Nous violons les droits de l'homme dans nos prisons, nous faisons ami-ami avec un tortionnaire. N'y a-t-il pas là de quoi manifester, et ne serait-ce pas plus important que de tenter de faire la leçon aux Chinois ?

*     *

Nous sommes gouvernés à coup d'émotions et de bons sentiments. « Hommage aux victimes » : cette expression résume le programme. Qu'un gendarme se tue accidentellement quelque part, qu'une personne soit prise en otage, et les ministres, le président, arrivent ventre à terre avec des mines de circonstance, suivis de près par les psychologues de service.

Il n'est pas question bien sûr de nier les souffrances de ces personnes ni celles de leur famille, de leur refuser la compassion ; mais est-ce ainsi qu'il convient de gouverner ? Ne devraient-ils pas, les gouvernants, s'occuper des affaires du pays plutôt que de cultiver à plaisir nos émotions et notre sentimentalisme ? Ne devraient-il pas avoir plus de pudeur, le respect ne va-t-il pas avec la discrétion ?

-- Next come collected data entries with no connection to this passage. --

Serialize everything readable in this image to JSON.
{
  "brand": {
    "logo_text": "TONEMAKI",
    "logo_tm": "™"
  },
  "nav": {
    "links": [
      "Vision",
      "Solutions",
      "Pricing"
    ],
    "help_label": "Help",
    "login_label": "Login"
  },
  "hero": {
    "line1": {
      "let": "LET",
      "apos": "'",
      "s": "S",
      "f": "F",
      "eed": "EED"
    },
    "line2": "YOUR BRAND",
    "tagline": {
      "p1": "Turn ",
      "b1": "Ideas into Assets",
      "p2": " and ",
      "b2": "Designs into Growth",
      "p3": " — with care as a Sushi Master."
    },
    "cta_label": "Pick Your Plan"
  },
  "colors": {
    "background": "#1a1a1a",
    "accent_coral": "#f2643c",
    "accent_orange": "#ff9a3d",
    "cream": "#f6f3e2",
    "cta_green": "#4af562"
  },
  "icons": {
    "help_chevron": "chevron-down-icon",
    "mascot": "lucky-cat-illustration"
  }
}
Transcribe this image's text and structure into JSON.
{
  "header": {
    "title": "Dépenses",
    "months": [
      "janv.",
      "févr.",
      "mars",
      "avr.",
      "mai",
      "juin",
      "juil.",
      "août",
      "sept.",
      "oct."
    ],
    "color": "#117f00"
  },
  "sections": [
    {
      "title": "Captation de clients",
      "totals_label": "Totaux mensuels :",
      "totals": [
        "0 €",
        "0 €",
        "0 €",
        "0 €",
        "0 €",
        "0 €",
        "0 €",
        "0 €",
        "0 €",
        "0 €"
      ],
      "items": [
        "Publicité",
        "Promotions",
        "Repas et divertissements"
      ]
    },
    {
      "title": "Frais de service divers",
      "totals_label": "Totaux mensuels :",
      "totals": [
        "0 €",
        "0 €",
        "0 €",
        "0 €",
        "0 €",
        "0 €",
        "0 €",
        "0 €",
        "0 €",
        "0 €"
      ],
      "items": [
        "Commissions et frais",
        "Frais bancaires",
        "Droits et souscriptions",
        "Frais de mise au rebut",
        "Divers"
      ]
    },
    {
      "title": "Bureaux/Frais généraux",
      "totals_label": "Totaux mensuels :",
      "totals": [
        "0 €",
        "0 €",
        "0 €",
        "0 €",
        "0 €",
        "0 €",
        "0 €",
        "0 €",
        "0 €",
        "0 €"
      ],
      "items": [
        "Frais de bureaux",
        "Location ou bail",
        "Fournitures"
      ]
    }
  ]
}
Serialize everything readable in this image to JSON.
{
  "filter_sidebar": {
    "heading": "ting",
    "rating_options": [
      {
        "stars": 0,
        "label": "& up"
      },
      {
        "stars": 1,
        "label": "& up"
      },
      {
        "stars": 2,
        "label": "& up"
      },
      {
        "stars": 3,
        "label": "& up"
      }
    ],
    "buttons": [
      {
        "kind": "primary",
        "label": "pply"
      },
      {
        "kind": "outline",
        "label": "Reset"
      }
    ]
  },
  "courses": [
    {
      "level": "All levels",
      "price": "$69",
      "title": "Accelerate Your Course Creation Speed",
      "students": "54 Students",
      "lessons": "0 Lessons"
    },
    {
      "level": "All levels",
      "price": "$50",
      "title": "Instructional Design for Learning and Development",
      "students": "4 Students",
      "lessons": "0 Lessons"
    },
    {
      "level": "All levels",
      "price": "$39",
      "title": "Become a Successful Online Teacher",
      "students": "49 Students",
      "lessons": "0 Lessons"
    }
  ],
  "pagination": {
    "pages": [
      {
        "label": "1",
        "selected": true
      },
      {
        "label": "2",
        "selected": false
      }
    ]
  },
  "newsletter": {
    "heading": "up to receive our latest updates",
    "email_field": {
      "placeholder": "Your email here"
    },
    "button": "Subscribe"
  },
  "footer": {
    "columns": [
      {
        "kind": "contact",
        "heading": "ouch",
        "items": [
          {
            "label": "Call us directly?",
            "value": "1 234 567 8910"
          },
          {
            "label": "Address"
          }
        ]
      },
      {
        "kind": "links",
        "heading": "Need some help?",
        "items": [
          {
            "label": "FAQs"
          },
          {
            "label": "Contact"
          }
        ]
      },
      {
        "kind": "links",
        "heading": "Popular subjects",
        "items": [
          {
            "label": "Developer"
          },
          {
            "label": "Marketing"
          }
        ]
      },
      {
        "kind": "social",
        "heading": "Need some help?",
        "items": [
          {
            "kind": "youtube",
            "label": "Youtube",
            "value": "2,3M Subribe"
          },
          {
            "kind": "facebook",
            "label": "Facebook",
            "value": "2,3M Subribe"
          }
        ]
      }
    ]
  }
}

Leurs annonces fracassantes sont d'ailleurs souvent suivies d'un recul discret. Notre président devait, tel Zorro lui-même, tout réformer ! On allait voir ce qu'on allait voir. Ça a fait Pchit....

Donc l'épopée échoue avant qu'elle commence !
Annibal a pris un calmant.

Décidément, il faut relire Les châtiments : Victor Hugo est devenu un auteur d'actualité.

*     *

Comme il est facile, confortable, de s'indigner contre la Chine ! Elle est loin, elle est immense et mystérieuse, nous n'y comprenons rien : alors nous purgeons contre elle nos inquiétudes vagues, et nous lui faisons payer aussi un essor économique dans lequel nous voyons une menace et dont nous sommes jaloux. "La Chine m'inquiète", disait la duchesse de Guermantes : cette phrase vous fait passer pour quelqu'un de profond.

Ce vacarme, nous le faisons encore une fois contre les recommandations, contre les demandes instantes du dalaï-lama dont on peut pourtant penser qu'il connaît le Tibet mieux que nous.

Il connaît la Chine, aussi, et sait ce que nous devrions savoir : qu'il ne convient pas, lorsqu'on estime ne pas être d'accord avec elle, de tenter de l'humilier. C'est le sûr moyen de provoquer un réflexe nationaliste, de resserrer la population autour de ses dirigeants, et c'est donc le plus grand cadeau que l'on puisse faire à ces derniers. Rappelons-nous que la destruction des villes allemandes par des bombardiers a été le plus grand cadeau que les alliés pouvaient faire à Hitler.